The Ohio Oil and Gas Commission has denied D&L Energy’s appeal that asked the independent body of review to temporarily reinstate its operating permits.
After an incident Jan. 31 in which D&L’s sister company Hardrock Excavating was found by state and federal regulators to have dumped hundreds of thousands of gallons of oilfield waste — including oil and brine water — into the Mahoning River, the Ohio Department of Natural Resources revoked both companies’ operating permits.
The Ohio Oil and Gas Commission, which hears complaints against decisions made by ODNR’s Division of Oil and Gas Resources Management, denied D&L’s motion to reverse that decision in an order issued Thursday.
D&L claimed it could not be held responsible for Hardrock’s decision, even though both companies were owned by Ben W. Lupo at the time, who was later charged with violating the Clean Water Act for his role in the dumping incident.
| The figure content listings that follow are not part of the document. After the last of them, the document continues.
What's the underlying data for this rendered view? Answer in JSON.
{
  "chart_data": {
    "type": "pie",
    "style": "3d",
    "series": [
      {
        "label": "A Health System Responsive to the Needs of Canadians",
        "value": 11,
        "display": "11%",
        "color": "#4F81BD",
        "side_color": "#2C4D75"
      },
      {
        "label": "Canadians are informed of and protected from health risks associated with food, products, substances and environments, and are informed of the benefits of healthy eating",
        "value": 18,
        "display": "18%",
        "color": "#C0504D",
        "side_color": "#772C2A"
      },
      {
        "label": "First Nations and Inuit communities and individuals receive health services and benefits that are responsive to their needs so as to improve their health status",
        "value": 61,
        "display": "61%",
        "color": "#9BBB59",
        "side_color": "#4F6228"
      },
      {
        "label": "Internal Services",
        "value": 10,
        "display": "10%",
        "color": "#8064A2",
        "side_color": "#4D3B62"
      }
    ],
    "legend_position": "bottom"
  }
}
A formal hearing on the permit revocation is scheduled for May 22 and 23 before the commission to permanently decide the fate of D&L’s operating permits.
The company operated six injection wells, which are used to dispose of fracking water deep underground.
D&L is heavily indebted and facing litigation on multiple fronts along with Lupo.
It requested a temporary suspension of ODNR’s decision so it could generate more revenue until the formal hearing next month.
Lawyers for D&L argued its case before the commission’s members Monday.
Two seats are empty on the five-member commission, leaving three to decide that counsel for D&L failed in its arguments to temporarily lift ODNR’s decision.
In its order, the commission wrote that “D&L failed to demonstrate compelling grounds to support a stay of execution.”